Not really, the structures are pretty simple for 3D printing and other types of building would be tough
>It's more me taking the piss of the weird American obsession with corn, you overproduce it so much that it's too cheap for Mexicans to even compete
kek the corn must flow anon, the corn must flow. (also the material was surprisingly strong)

>> No.11733345

>>11733340
Corn is delicious my son loves it

>> No.11733348
File: 791 KB, 1920x1200, corn-fields-wallpaper-plants-nature_00431437.jpg [View same] [iqdb] [saucenao] [google]
11733348

>>11733345
indeed so why not just slip some into your walls.

>> No.11733354

>>11733348
Curious if there’s any possible earth use.

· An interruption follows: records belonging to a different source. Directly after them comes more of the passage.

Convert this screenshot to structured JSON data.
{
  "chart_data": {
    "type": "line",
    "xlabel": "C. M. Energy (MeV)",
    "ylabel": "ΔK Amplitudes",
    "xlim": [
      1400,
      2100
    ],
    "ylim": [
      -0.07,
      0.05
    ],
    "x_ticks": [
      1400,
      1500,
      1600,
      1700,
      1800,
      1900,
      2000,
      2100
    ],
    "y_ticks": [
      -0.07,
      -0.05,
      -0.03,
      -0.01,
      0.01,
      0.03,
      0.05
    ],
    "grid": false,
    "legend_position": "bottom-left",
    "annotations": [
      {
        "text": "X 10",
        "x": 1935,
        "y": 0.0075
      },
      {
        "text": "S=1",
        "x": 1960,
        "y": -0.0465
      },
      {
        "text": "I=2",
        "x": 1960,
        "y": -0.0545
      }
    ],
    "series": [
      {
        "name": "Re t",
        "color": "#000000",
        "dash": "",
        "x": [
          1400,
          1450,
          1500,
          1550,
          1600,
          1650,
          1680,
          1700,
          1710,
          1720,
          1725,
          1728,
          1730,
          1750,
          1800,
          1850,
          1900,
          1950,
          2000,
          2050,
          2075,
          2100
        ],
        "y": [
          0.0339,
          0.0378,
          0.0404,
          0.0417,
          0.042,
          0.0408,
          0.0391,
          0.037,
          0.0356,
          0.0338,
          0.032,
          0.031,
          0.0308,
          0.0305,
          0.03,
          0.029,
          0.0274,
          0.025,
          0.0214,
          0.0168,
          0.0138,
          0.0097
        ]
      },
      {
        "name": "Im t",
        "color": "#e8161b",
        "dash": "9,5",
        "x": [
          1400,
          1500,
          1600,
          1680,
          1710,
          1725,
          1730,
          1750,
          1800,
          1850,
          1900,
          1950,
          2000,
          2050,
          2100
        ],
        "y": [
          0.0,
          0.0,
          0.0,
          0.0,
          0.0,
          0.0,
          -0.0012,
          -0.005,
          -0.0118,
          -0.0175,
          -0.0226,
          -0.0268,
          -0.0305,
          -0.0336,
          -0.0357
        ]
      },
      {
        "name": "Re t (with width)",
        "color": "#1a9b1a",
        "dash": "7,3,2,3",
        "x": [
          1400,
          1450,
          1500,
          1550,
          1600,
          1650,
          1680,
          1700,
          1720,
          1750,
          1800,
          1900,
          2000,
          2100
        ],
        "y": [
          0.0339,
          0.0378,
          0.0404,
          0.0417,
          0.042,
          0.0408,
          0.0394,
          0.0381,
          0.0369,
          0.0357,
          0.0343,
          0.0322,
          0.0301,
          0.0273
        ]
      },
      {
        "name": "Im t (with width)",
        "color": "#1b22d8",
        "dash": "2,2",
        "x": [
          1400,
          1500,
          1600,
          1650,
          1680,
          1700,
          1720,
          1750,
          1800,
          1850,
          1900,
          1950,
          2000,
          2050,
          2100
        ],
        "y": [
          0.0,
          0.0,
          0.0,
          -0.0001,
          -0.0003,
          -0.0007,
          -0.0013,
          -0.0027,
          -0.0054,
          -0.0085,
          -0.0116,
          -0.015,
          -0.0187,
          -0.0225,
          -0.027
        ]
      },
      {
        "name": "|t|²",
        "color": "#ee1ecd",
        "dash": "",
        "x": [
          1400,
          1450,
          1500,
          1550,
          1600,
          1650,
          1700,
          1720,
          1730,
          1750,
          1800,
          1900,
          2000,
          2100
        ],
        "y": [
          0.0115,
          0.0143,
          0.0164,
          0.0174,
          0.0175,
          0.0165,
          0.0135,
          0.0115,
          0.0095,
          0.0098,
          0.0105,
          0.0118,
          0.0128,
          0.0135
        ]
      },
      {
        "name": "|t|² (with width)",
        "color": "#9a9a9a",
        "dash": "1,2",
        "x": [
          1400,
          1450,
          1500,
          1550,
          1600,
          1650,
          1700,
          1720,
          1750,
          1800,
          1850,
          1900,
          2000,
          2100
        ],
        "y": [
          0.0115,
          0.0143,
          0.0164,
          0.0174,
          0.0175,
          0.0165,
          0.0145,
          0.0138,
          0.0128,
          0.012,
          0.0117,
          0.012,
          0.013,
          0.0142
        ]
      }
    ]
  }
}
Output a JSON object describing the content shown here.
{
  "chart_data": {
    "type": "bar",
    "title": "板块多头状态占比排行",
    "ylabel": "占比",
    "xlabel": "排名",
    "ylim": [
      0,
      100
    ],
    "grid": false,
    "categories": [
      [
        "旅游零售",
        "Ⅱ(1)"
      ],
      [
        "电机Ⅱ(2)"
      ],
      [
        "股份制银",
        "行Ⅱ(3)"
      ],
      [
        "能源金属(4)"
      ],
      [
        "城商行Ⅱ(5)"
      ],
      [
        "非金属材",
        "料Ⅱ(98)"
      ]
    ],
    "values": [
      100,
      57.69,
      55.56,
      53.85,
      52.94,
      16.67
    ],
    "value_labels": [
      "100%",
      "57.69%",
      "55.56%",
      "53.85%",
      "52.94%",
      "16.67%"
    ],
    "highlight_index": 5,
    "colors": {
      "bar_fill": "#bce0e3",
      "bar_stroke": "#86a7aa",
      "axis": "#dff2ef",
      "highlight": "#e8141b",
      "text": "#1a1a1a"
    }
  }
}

I remember reading something about making bricks of fungus too

>> No.11733476

>>11733354
Fungus bricks have garbage mechanical strength. The only thing they can have going for them is strength to weight ratio, but even then they fudge the results by using a very low density filler material. Styrofoam has a really good strength to weight ratio too, better than concrete, but you don't see us building actual structures out of it anywhere (except in China lol).

>> No.11733516

>>11732215
It's even better, If they understand the cause of the failure it's actually very valuable information.
An explosion that lets you understand crucial data is a success.
A successful test that teaches you nothing is actually useless.

>> No.11733522

>>11732227
Not only that, I still need to find any indication on how we should be able to achieve helium 3 fusion but not deuterium which is plentiful.

>> No.11733525

>>11733516
Agreed and sn5 should be ready quickly

>> No.11733532

>>11732253
Do you realize how much traps can shake their ass in low gravity?

>> No.11733544

>>11732647
HULLO
https://youtu.be/BCUYG5SonCY

>> No.11733550

>>11733548
>>11733548
>>11733548
New thread

>> No.11733604

>>11732648
WHAT DOES IT MEAN?????

>> No.11733738

>>11731799

IIRC they're revitalizing their space ports within Russia proper to replace Baikonur.

>>11731728

Angara seems pretty powerful, can they work towards making it reusable or do they need to start from scratch for a reusable vehicle?

>> No.11733933

>>11732242
Because it's there faggot, where's your sense of adventure?